Not sure where those words came from, but it sure has changed my life. For several years I couldn't see very well due to some problems with my eyes. Eventually after going to several doctors, a friend guided me to this wonderful specialist who didn't hesitate to operate on my eyes. After two surgeries and another procedure pending I can now see well enough to drive and to pick up a book and read again. It was a miracle for me.
During the period that my sight was so bad, my mind did a double take and just wouldn't shut up. So many thoughts kept roaming around in my head. Finally I sat down at the computer, pumped up the font size and started writing.

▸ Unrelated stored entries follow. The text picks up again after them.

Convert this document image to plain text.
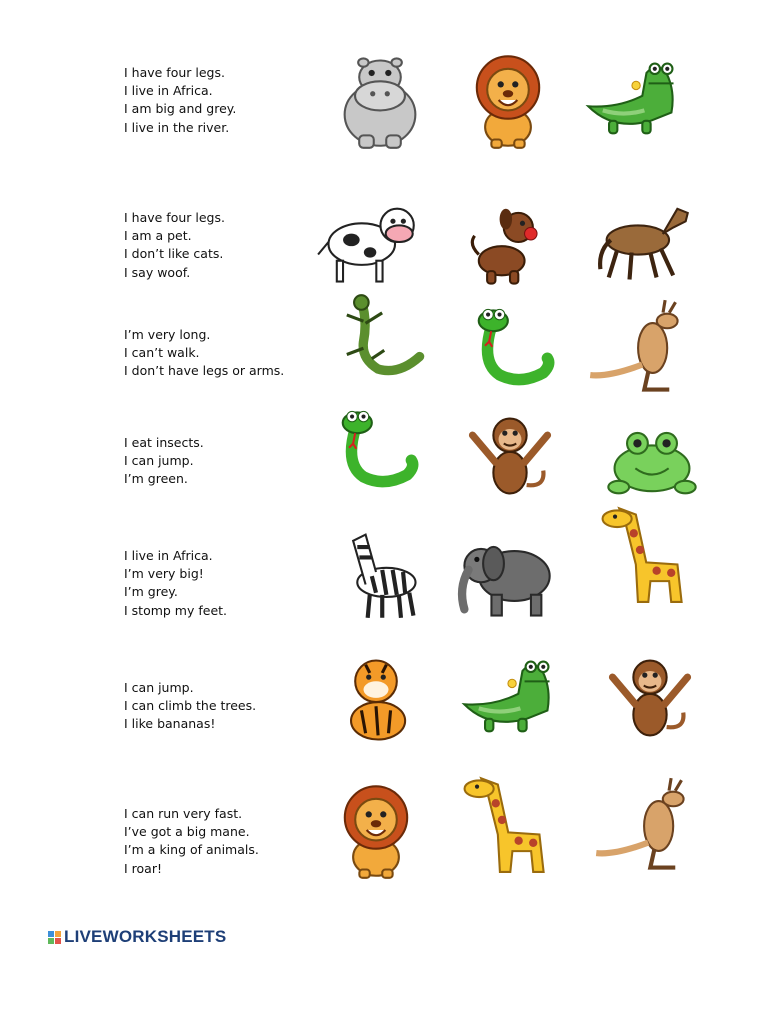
I have four legs.
I live in Africa.
I am big and grey.
I live in the river.
I have four legs.
I am a pet.
I don’t like cats.
I say woof.
I’m very long.
I can’t walk.
I don’t have legs or arms.
I eat insects.
I can jump.
I’m green.
I live in Africa.
I’m very big!
I’m grey.
I stomp my feet.
I can jump.
I can climb the trees.
I like bananas!
I can run very fast.
I’ve got a big mane.
I’m a king of animals.
I roar!
LIVEWORKSHEETS
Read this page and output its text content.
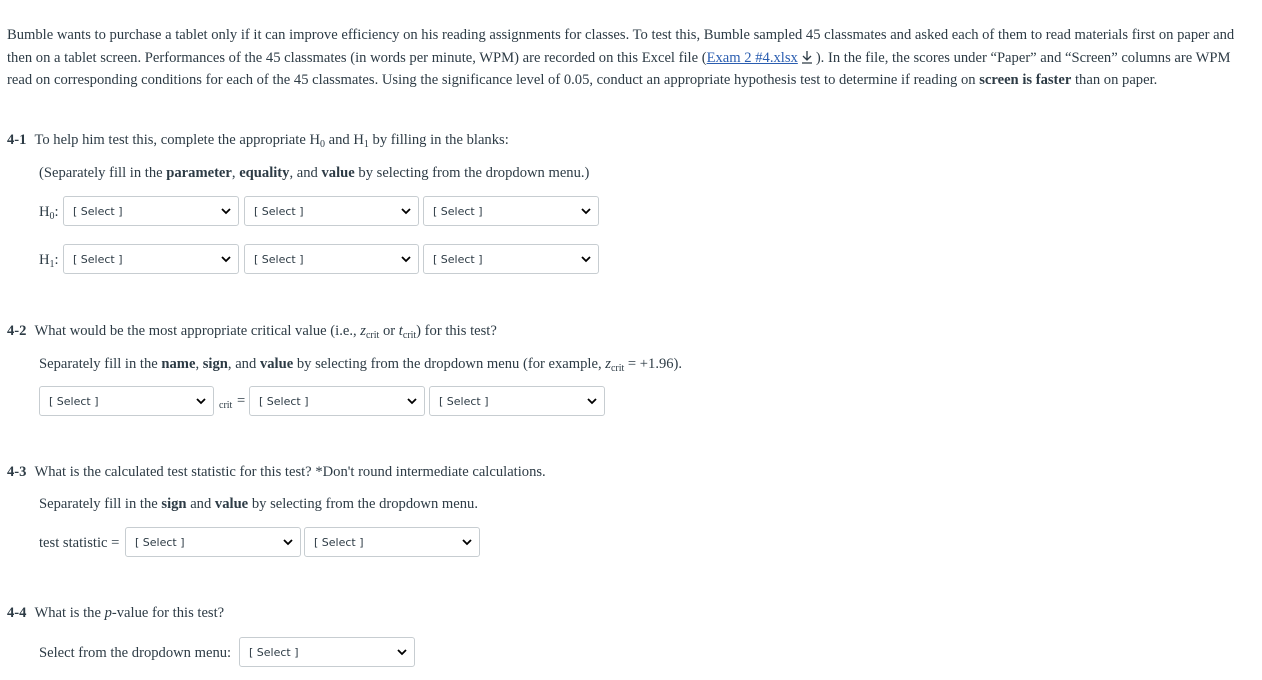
Bumble wants to purchase a tablet only if it can improve efficiency on his reading assignments for classes. To test this, Bumble sampled 45 classmates and asked each of them to read materials first on paper and then on a tablet screen. Performances of the 45 classmates (in words per minute, WPM) are recorded on this Excel file (Exam 2 #4.xlsx ). In the file, the scores under “Paper” and “Screen” columns are WPM read on corresponding conditions for each of the 45 classmates. Using the significance level of 0.05, conduct an appropriate hypothesis test to determine if reading on screen is faster than on paper.
4-1 To help him test this, complete the appropriate $H_0$ and $H_1$ by filling in the blanks:
(Separately fill in the parameter, equality, and value by selecting from the dropdown menu.)
$H_0$: [ Select ]	[ Select ]	[ Select ]
$H_1$: [ Select ]	[ Select ]	[ Select ]
4-2 What would be the most appropriate critical value (i.e., $z_{crit}$ or $t_{crit}$) for this test?
Separately fill in the name, sign, and value by selecting from the dropdown menu (for example, $z_{crit} = +1.96$).
[ Select ]	crit = [ Select ]	[ Select ]
4-3 What is the calculated test statistic for this test? *Don't round intermediate calculations.
Separately fill in the sign and value by selecting from the dropdown menu.
test statistic = [ Select ]	[ Select ]
4-4 What is the p-value for this test?
Select from the dropdown menu: [ Select ]
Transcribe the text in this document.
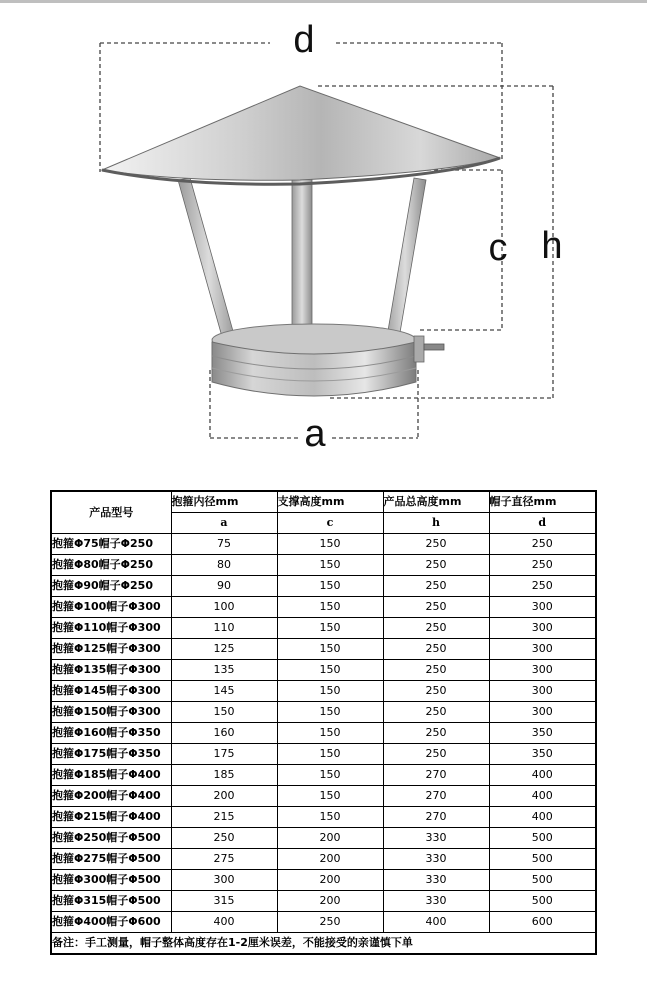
d
h
c
a
产品型号	抱箍内径mm	支撑高度mm	产品总高度mm	帽子直径mm
	a	c	h	d
抱箍Φ75帽子Φ250	75	150	250	250
抱箍Φ80帽子Φ250	80	150	250	250
抱箍Φ90帽子Φ250	90	150	250	250
抱箍Φ100帽子Φ300	100	150	250	300
抱箍Φ110帽子Φ300	110	150	250	300
抱箍Φ125帽子Φ300	125	150	250	300
抱箍Φ135帽子Φ300	135	150	250	300
抱箍Φ145帽子Φ300	145	150	250	300
抱箍Φ150帽子Φ300	150	150	250	300
抱箍Φ160帽子Φ350	160	150	250	350
抱箍Φ175帽子Φ350	175	150	250	350
抱箍Φ185帽子Φ400	185	150	270	400
抱箍Φ200帽子Φ400	200	150	270	400
抱箍Φ215帽子Φ400	215	150	270	400
抱箍Φ250帽子Φ500	250	200	330	500
抱箍Φ275帽子Φ500	275	200	330	500
抱箍Φ300帽子Φ500	300	200	330	500
抱箍Φ315帽子Φ500	315	200	330	500
抱箍Φ400帽子Φ600	400	250	400	600
备注：手工测量，帽子整体高度存在1-2厘米误差，不能接受的亲谨慎下单				
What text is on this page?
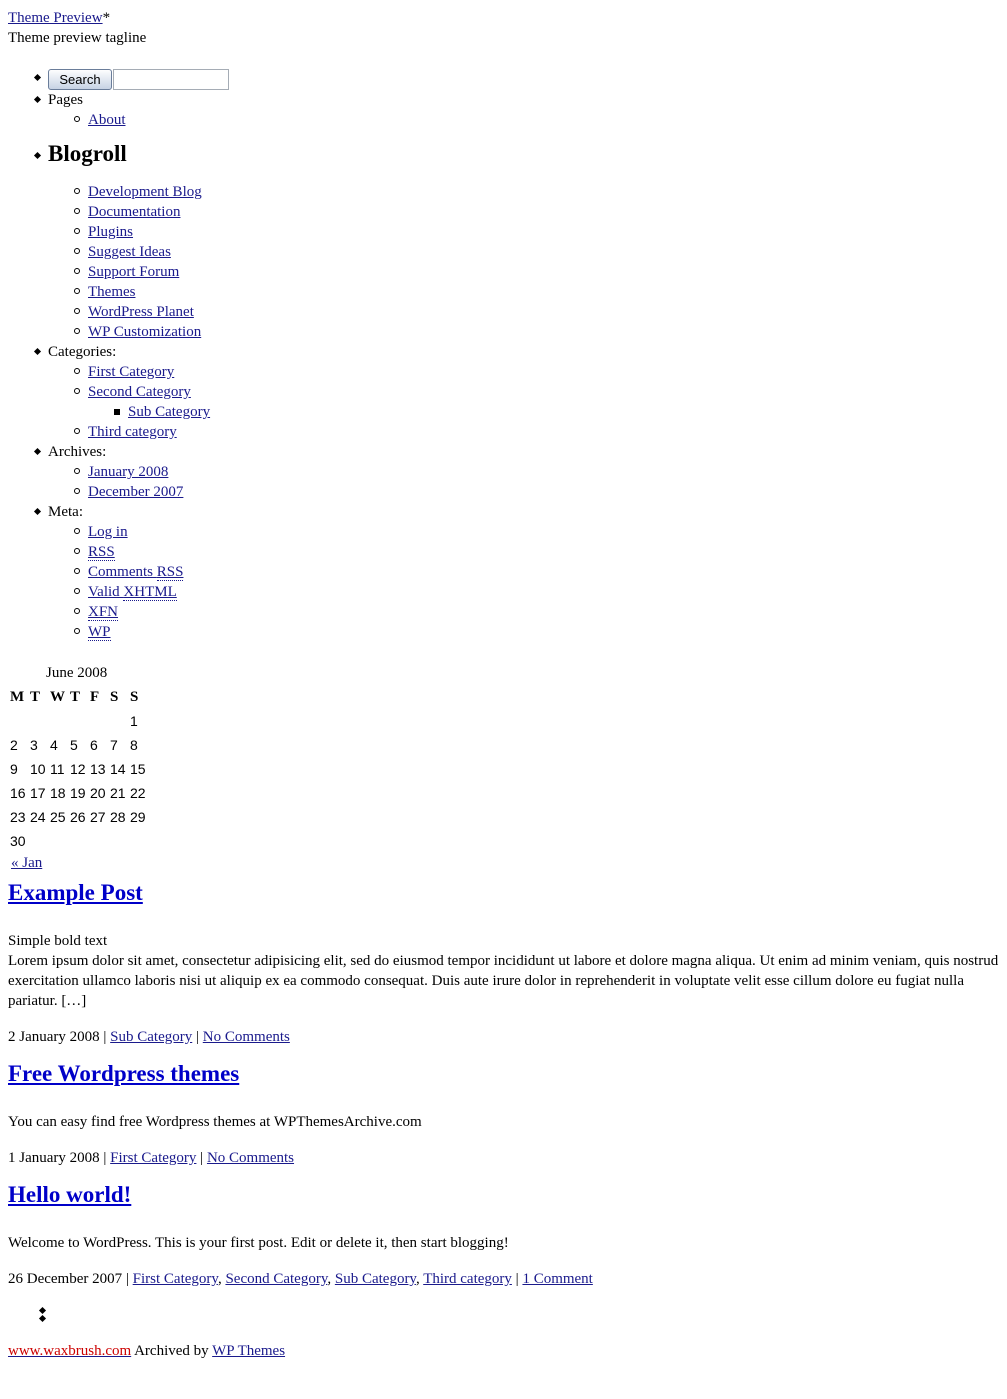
Theme Preview*
Theme preview tagline
Search
Pages
About
Blogroll
Development Blog
Documentation
Plugins
Suggest Ideas
Support Forum
Themes
WordPress Planet
WP Customization
Categories:
First Category
Second Category
Sub Category
Third category
Archives:
January 2008
December 2007
Meta:
Log in
RSS
Comments RSS
Valid XHTML
XFN
WP
June 2008
M	T	W	T	F	S	S
						1
2	3	4	5	6	7	8
9	10	11	12	13	14	15
16	17	18	19	20	21	22
23	24	25	26	27	28	29
30						
« Jan
Example Post

Simple bold text

Lorem ipsum dolor sit amet, consectetur adipisicing elit, sed do eiusmod tempor incididunt ut labore et dolore magna aliqua. Ut enim ad minim veniam, quis nostrud exercitation ullamco laboris nisi ut aliquip ex ea commodo consequat. Duis aute irure dolor in reprehenderit in voluptate velit esse cillum dolore eu fugiat nulla pariatur. […]

2 January 2008 | Sub Category | No Comments
Free Wordpress themes

You can easy find free Wordpress themes at WPThemesArchive.com

1 January 2008 | First Category | No Comments
Hello world!

Welcome to WordPress. This is your first post. Edit or delete it, then start blogging!

26 December 2007 | First Category, Second Category, Sub Category, Third category | 1 Comment
www.waxbrush.com Archived by WP Themes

There was a time many years ago that a lawyer had told me I should write my life story. But being in my early thirties, I couldn't believe that it was time for a biography of my many faceted life, although I did know that I had been in some almost unbelievable situations. About 10 years later, I did sit down and try and write a few things. But I was doomed from the git go. Tears would come as I would write. Tears I had not shed for what seemed like centuries. Then the thought of how many people would be hurt if I shared some of those life experiences that made me who I am came bouncing into my brain. And I knew at that point, there was no way I could put those thoughts and happenings on paper.
After I became a Christian (or should I say Christian in training, although it has been years) my perspective changed on so many things. I learned to forgive and hopefully forget much of the horror I had been through. But recently they are haunting me again. I find that I can go years without thinking much about them, but they always slowly creep back into my brain when I least expect it.
So I did consider writing a biography again. But that thought didn't last long, because there are still many people who would be hurt if all the truths were published. Truth is a wonderful thing, but when it concerns dredging up years of past truths, is it worth it?
So I started blogging. I have grown to love writing. Those printable thoughts come to my head and I try and get them written down. I have been known to get up several times in the night to just type two sentences. Enough that I will remember the next day where my mind was going at the time. I now keep a small notebook in my car in case thoughts come freely when I am driving down the road, but by the time I am home again, they are gone. I am careful to pull off the road though, I sure wouldn't want to be responsible for any accidents.
I still have days when I am sad. Feel hurt again. But they are truly now far and between the good thoughts and feelings I have now that God has received me into his fold. Knowing God has changed my whole world.